Problemy reprezentacji Polski przed mundialem
Na ostatniej prostej przed mundialem uwypuklają się również problemy różnych zawodników i reprezentacji. Dzień przed ogłoszeniem listy 26 zawodników powołanych przez Czesława Michniewicza pojawiły się informacje, że Arkadiusza Recy i Bartłomieja Drągowskiego może zabraknąć z powodu kontuzji.
Ponadto przed mundialem w Katarze największą niewiadomą jest formacja obronna, bo Kamil Glik i Jan Bednarek w ostatnim czasie nie grali w swoich klubach. Pojawił się nawet pomysł, by Grzegorza Krychowiaka przesunąć na środek obrony.

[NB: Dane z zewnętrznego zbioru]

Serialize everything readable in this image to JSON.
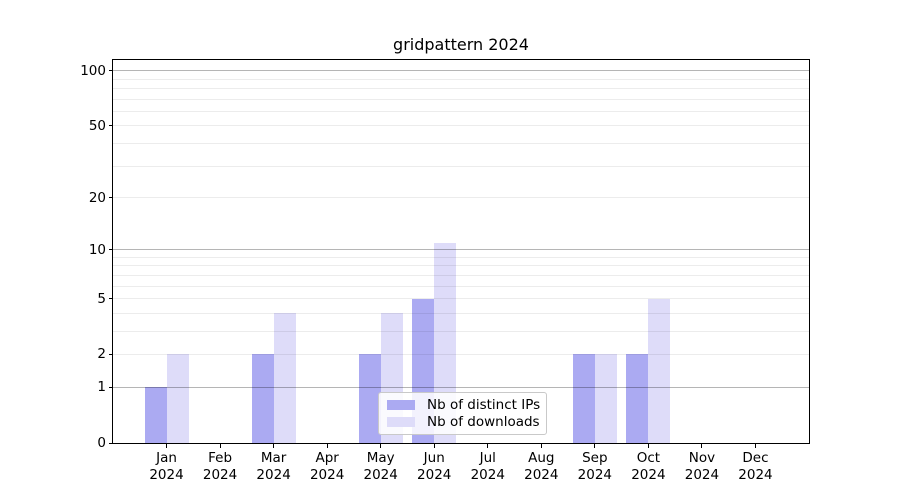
{
  "chart_data": {
    "type": "bar",
    "title": "gridpattern 2024",
    "categories": [
      {
        "month": "Jan",
        "year": "2024"
      },
      {
        "month": "Feb",
        "year": "2024"
      },
      {
        "month": "Mar",
        "year": "2024"
      },
      {
        "month": "Apr",
        "year": "2024"
      },
      {
        "month": "May",
        "year": "2024"
      },
      {
        "month": "Jun",
        "year": "2024"
      },
      {
        "month": "Jul",
        "year": "2024"
      },
      {
        "month": "Aug",
        "year": "2024"
      },
      {
        "month": "Sep",
        "year": "2024"
      },
      {
        "month": "Oct",
        "year": "2024"
      },
      {
        "month": "Nov",
        "year": "2024"
      },
      {
        "month": "Dec",
        "year": "2024"
      }
    ],
    "series": [
      {
        "name": "Nb of distinct IPs",
        "color": "#abaaf2",
        "values": [
          1,
          0,
          2,
          0,
          2,
          5,
          0,
          0,
          2,
          2,
          0,
          0
        ]
      },
      {
        "name": "Nb of downloads",
        "color": "#dedcf9",
        "values": [
          2,
          0,
          4,
          0,
          4,
          11,
          0,
          0,
          2,
          5,
          0,
          0
        ]
      }
    ],
    "xlabel": "",
    "ylabel": "",
    "y_axis": {
      "scale": "log1p",
      "tick_values": [
        0,
        1,
        2,
        5,
        10,
        20,
        50,
        100
      ],
      "tick_labels": [
        "0",
        "1",
        "2",
        "5",
        "10",
        "20",
        "50",
        "100"
      ],
      "major_gridlines": [
        1,
        10,
        100
      ],
      "minor_gridlines": [
        2,
        3,
        4,
        5,
        6,
        7,
        8,
        9,
        20,
        30,
        40,
        50,
        60,
        70,
        80,
        90
      ],
      "ylim": [
        0,
        114.6
      ]
    },
    "legend": {
      "position": "lower center"
    },
    "grid": true
  }
}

Kamil Kosowski stwierdził w rozmowie z „Wprost”, że taki eksperyment to byłaby głupota.
Kamil Kosowski typuje
Przed mundialem kibice i eksperci próbują wytypować końcowego zwycięzcę, czarnego konia i tę reprezentację, która może zawieść. O taką zabawę w typera poprosiliśmy byłego reprezentanta Polski Kamila Kosowskiego.
Norbert Amlicki „Wprost”: Jak oceniałby Pan szanse Polaków na zbliżającym się mundialu w Katarze?
Kamil Kosowski, 52-krotny reprezentant Polski, ekspert piłkarski: Jako kibic reprezentacji mocno wierzę w naszą kadrę, ale wydaje mi się, że drogi są dwie. Będzie albo bardzo dobrze, albo bardzo źle, a nawet bym powiedział, że będzie super, albo kompromitująco. Będziemy walczyć albo o pierwsze miejsce w grupie, albo z tej grupy nie wyjdziemy.
Od czego może zależeć ten sukces bądź kompromitacja?
Nasza reprezentacja ma trenera, który potrafi mądrze ustawić drużynę na mocnych przeciwników. Mam jednak takie przeczucie, że albo z tym Meksykiem i Argentyną wygramy, albo dostaniemy okrutne bęcki.